Respiro Seda, a surpresa, leveza e subtileza de um branco menos encorpado, mas tão ou mais intenso que os outros irmãos Respiro, aparece em 2017.

Vira Cabeças tinto, de perfil clássico, normalmente representa um Solstício ou Seiva “desclassificados”, ou um vinho que não encaixa no perfil destes dois tintos tão especiais, surge em 2017.
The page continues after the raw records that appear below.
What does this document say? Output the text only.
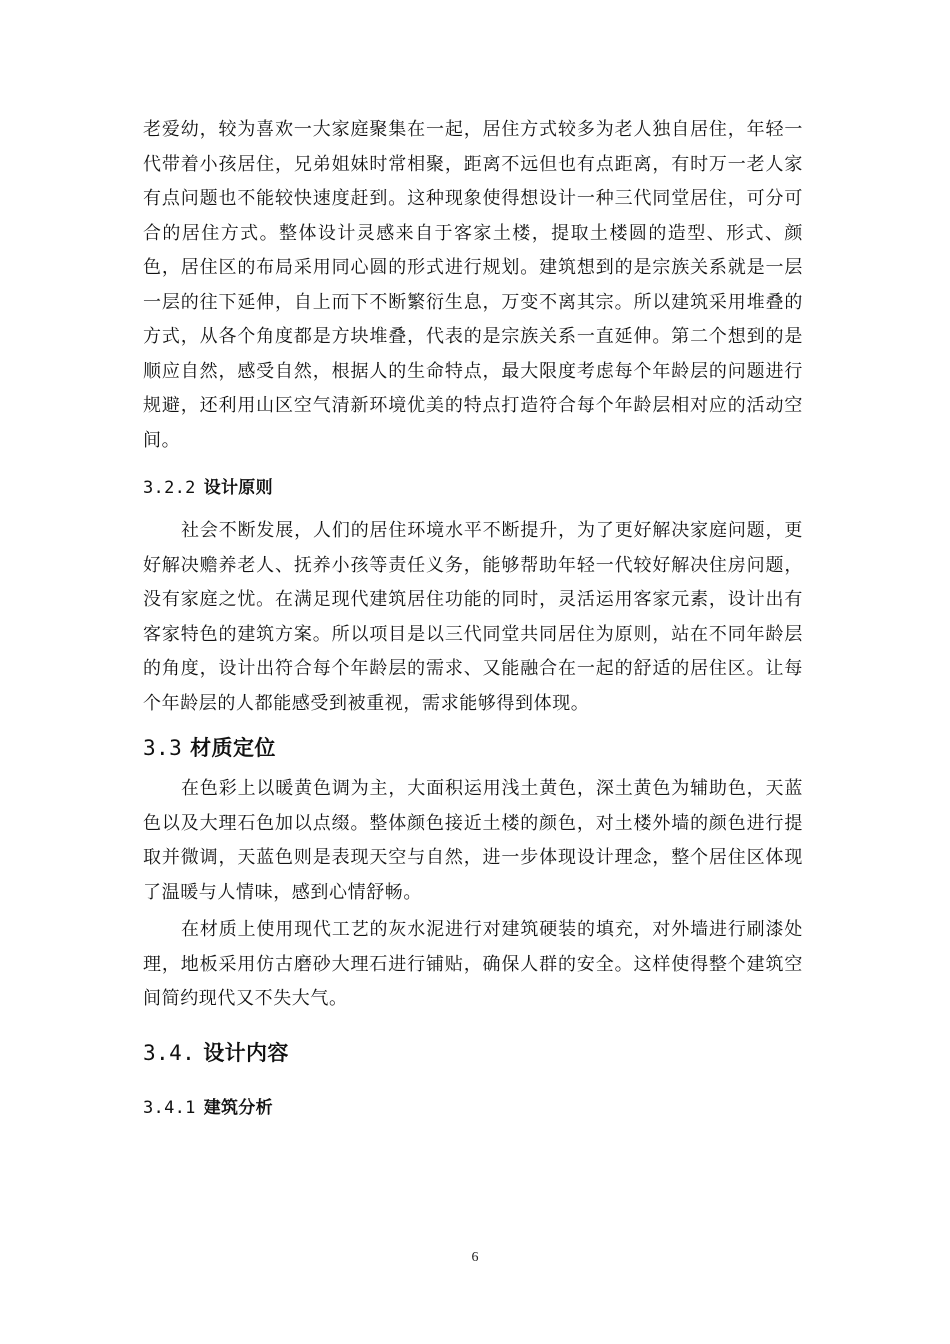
老爱幼，较为喜欢一大家庭聚集在一起，居住方式较多为老人独自居住，年轻一代带着小孩居住，兄弟姐妹时常相聚，距离不远但也有点距离，有时万一老人家有点问题也不能较快速度赶到。这种现象使得想设计一种三代同堂居住，可分可合的居住方式。整体设计灵感来自于客家土楼，提取土楼圆的造型、形式、颜色，居住区的布局采用同心圆的形式进行规划。建筑想到的是宗族关系就是一层一层的往下延伸，自上而下不断繁衍生息，万变不离其宗。所以建筑采用堆叠的方式，从各个角度都是方块堆叠，代表的是宗族关系一直延伸。第二个想到的是顺应自然，感受自然，根据人的生命特点，最大限度考虑每个年龄层的问题进行规避，还利用山区空气清新环境优美的特点打造符合每个年龄层相对应的活动空间。

3.2.2 设计原则

社会不断发展，人们的居住环境水平不断提升，为了更好解决家庭问题，更好解决赡养老人、抚养小孩等责任义务，能够帮助年轻一代较好解决住房问题，没有家庭之忧。在满足现代建筑居住功能的同时，灵活运用客家元素，设计出有客家特色的建筑方案。所以项目是以三代同堂共同居住为原则，站在不同年龄层的角度，设计出符合每个年龄层的需求、又能融合在一起的舒适的居住区。让每个年龄层的人都能感受到被重视，需求能够得到体现。

3.3 材质定位

在色彩上以暖黄色调为主，大面积运用浅土黄色，深土黄色为辅助色，天蓝色以及大理石色加以点缀。整体颜色接近土楼的颜色，对土楼外墙的颜色进行提取并微调，天蓝色则是表现天空与自然，进一步体现设计理念，整个居住区体现了温暖与人情味，感到心情舒畅。

在材质上使用现代工艺的灰水泥进行对建筑硬装的填充，对外墙进行刷漆处理，地板采用仿古磨砂大理石进行铺贴，确保人群的安全。这样使得整个建筑空间简约现代又不失大气。

3.4. 设计内容
3.4.1 建筑分析
6
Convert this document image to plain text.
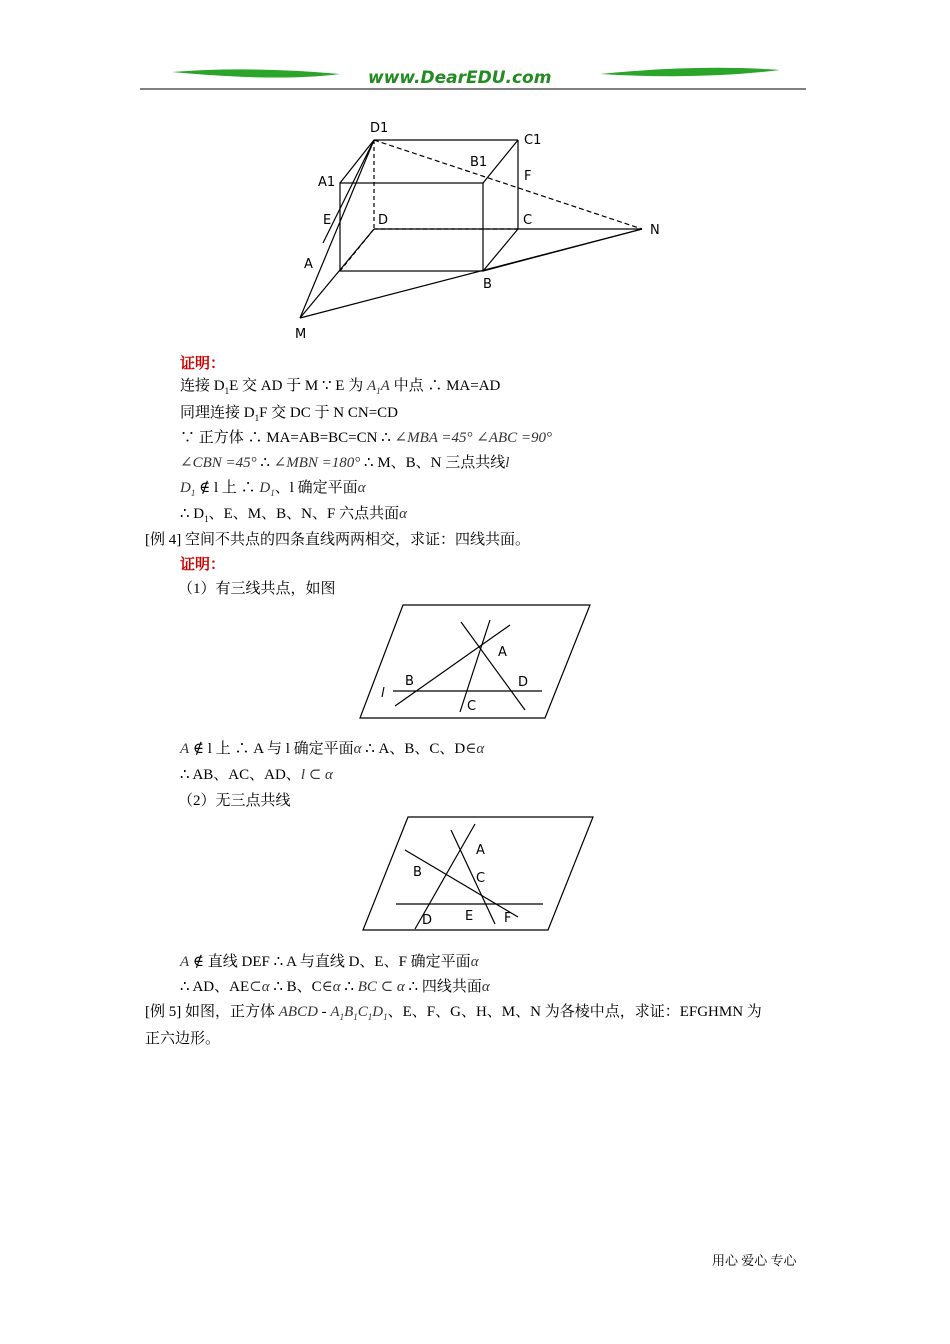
www.DearEDU.com
D1
C1
A1
B1
F
E	D	C
N
A
B
M
证明：
连接 $D_1E$ 交 AD 于 M ∵ E 为 $A_1A$ 中点 ∴ MA=AD
同理连接 $D_1F$ 交 DC 于 N CN=CD
∵ 正方体 ∴ MA=AB=BC=CN ∴ ∠MBA =45° ∠ABC =90°
∠CBN =45° ∴ ∠MBN =180° ∴ M、B、N 三点共线l
$D_1$ ∉ l 上 ∴ $D_1$、l 确定平面α
∴ $D_1$、E、M、B、N、F 六点共面α
[例 4] 空间不共点的四条直线两两相交，求证：四线共面。
证明：
（1）有三线共点，如图
A
B	D
l
C
A ∉ l 上 ∴ A 与 l 确定平面α ∴ A、B、C、D∈α
∴ AB、AC、AD、l ⊂ α
（2）无三点共线
A
B	C
D	E F
A ∉ 直线 DEF ∴ A 与直线 D、E、F 确定平面α
∴ AD、AE⊂α ∴ B、C∈α ∴ BC ⊂ α ∴ 四线共面α
[例 5] 如图，正方体 ABCD - $A_1B_1C_1D_1$、E、F、G、H、M、N 为各棱中点，求证：EFGHMN 为
正六边形。
用心 爱心 专心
Respiro Natural, uma experiência de vinho sem sulfuroso antioxidante e com recurso à flor de castanheiro para combater potenciais sintomas de oxidação. A única colheita foi feita em 2019, mas devido aos inúmeros pedidos vamos reeditar na colheita de 2023.

Respiro Cimento (edição única) um vinho que foi feito em 2020 para testar a capacidade do cimento para a fermentação e estágio de brancos. O teste teve franco sucesso e é agora prioridade da casa aumentar a sua capacidade em depósitos de cimento. Poderá ser reeditado no futuro.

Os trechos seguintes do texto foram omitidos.